Oleh Jacub Ereste
T3lusur.com Jakarta Semakin banyak yang mampu diketahui, maka akan semakin lebih banyak sesungguhnya yang belum diketahui. Karenanya, kejumawahan terhadap ilmu, pengetahuan dan teknologi yang paling mutakhir sekalipun, sesungguhnya tidak pantas untuk disombongkan. Sebab diatas langit masih ada langit itu, maknanya adalah kesadaran untuk meneguhkan sikap yang ugahari.
Di dalam berbagai kesempatan dan tempat diskusi atau seminar hingga simposium sekalipun, kegandrungan semua orang ingin pasang omong.

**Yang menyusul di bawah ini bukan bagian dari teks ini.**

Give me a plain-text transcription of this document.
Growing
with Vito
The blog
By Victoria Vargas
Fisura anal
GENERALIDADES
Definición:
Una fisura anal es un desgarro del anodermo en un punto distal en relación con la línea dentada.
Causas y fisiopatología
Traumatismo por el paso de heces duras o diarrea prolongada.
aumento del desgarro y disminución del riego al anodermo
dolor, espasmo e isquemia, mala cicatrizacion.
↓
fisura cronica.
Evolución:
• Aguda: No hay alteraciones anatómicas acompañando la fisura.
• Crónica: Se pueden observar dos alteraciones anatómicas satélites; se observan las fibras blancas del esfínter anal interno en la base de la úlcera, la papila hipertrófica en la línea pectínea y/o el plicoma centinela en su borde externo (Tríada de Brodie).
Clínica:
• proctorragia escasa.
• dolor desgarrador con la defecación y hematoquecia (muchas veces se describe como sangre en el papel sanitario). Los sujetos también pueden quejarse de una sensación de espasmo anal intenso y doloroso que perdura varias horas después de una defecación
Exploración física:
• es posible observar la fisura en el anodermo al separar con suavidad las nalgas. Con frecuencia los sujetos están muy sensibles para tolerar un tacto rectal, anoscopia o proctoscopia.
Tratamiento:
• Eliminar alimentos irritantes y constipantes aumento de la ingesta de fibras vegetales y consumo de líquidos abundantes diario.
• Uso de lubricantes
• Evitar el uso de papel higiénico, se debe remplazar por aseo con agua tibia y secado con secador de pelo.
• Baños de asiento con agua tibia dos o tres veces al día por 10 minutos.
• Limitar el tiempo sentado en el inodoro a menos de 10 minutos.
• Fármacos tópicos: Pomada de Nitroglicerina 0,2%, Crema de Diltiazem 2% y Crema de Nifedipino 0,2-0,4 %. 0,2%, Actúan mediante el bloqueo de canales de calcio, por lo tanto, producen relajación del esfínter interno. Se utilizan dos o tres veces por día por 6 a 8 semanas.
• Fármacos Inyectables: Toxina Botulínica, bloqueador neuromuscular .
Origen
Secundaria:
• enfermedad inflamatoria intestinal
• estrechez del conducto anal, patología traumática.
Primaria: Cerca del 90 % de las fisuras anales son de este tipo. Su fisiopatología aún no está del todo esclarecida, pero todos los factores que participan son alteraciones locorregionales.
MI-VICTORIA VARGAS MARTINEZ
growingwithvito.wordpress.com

Meski apa yang dikemukakannya tidak cukup relevan dengan topik bahasan yang tengah dibidik untuk dirumuskan cara mengatasinya. Bahkan tak jarang, untuk memiliki kemampuan mengukur kapasitas diri melampaui batas. Hingga posisi offside pun dengan enteng dan tanpa dosa terus dilanggar. Padahal sesungguhnya apa yang ingin disampaikan guna menambah kecerdasan warga masyarakat justru menimbulkan kebingungan yang semakin liar.
Keyakinan diri yang melampaui takaran itu sering terjadi hanya karena ingin tampil dan tidak kalah gaya dengan penampilan pembicara yang lain. Karena itu ribuan seminar dan diskusi hingga simposium sangat sedikit yang bisa menguak jalan baru sebagai upaya menerobos dari kemacetan ilmu dan pengetahuan untuk menghantar keluar dari jalan yang sesat. Apalagi kemudian selalu diiringi oleh hasrat yang menggebu-gebu belaka tanpa pernah berusaha serius untuk mewujudkan rumusan yang telah dihasilkan itu agar tidak sekedar menjadi pengetahuan belaka.
Contoh nyata seorang penulis yang telah dijanjikan untuk menerbitkan sejumlah buku yang cukup dipercaya dapat ikut mencerdaskan kehidupan bangsa terus kembali tertunda, hanya karena pertimbangan finansial yang selalu dikalkulasikan dengan bilangan untung dan rugi tidak hanya secara material, tetapi juga moral, etika serta gengsi diri yang dianggap bisa lebih banyak menguntungkan orang lain.
Sejarah besar peradaban manusia memang tidak bisa dibuat seketika itu juga, ketika hasrat birahi sedang meletup-letup seakan mampu menenggelamkan bumi. Sejarah besar harus dibangun dengan kegigihan yang bertahap tanpa pertimbangan lain kecuali demi sejarah itu sendiri sebagai kesaksian bahwa pada suatu ketika dan pada suatu kesempatan ada kehidupan manusia yang cukup berarti untuk dikenang, meski tak pernah memberi janji untuk membuat sejarah dan peradaban berikutnya yang lebih dahsyat dan lebih hebat. Karena gerak kehidupan dari peradaban itu sendiri memiliki ritme serta caranya sendiri menggeliat dan tumbuh di tanah persemaian yang sesuai kodrat dan iradatnya.
Itulah sebabnya seorang penyair menuliskan karya terbaiknya di batu nisan yang kelak dia inginkan ditancapkan di pemakaman jasadnya. Seperti pesan seorang pelukis lewat kanvas karyanya menggambarkan tatapan nanar dalam bentuk mata hati dari dunia yang gelap. Hingga mampu meyakinkan dirinya sendiri — diakhir jaman kelak — akan bercengkerama dengan semua malaikat yang berada di Surga.
Tentu lain dengan cerita dari seorang koruptor kakap yang ulung dan lihai, hingga dalam beberapa periode kekuasaan dia mampu untuk terus bertahan dan melancarkan ambisi dan kehendaknya menjadi manusia paling kaya raya di negerinya yang banyak dihuni oleh rakyat-rakyat miskin. Sehingga dia pun jadi percaya bila di Surga maupun di neraka kelak semua masih bisa dia atur dengan kekuatan finansial yang dimilikinya sampai hari ini di ujung kematian dirinya yang renta.
Agaknya, seperti itulah maksud dari para demonstran pejuang keadilan bagi rakyat yang sudah serak meneriakkan kezaliman rezim penguasa yang memper-Tuhan-kan Keuangan Yang Maha Kuasa, sehingga suara rakyat tidak lagi dipercaya sebagai suara Tuhan. Begitu juga sebaliknya, suara Tuhan tak lagi mampu disuarakan oleh rakyat. Dalam istilah Komjen Pol. Dharma Pongrekun, begitulah keangkuhan manusia hari ini yang penuh ambisi melakukan kudeta terhadap otoritas kekuasaan Tahun.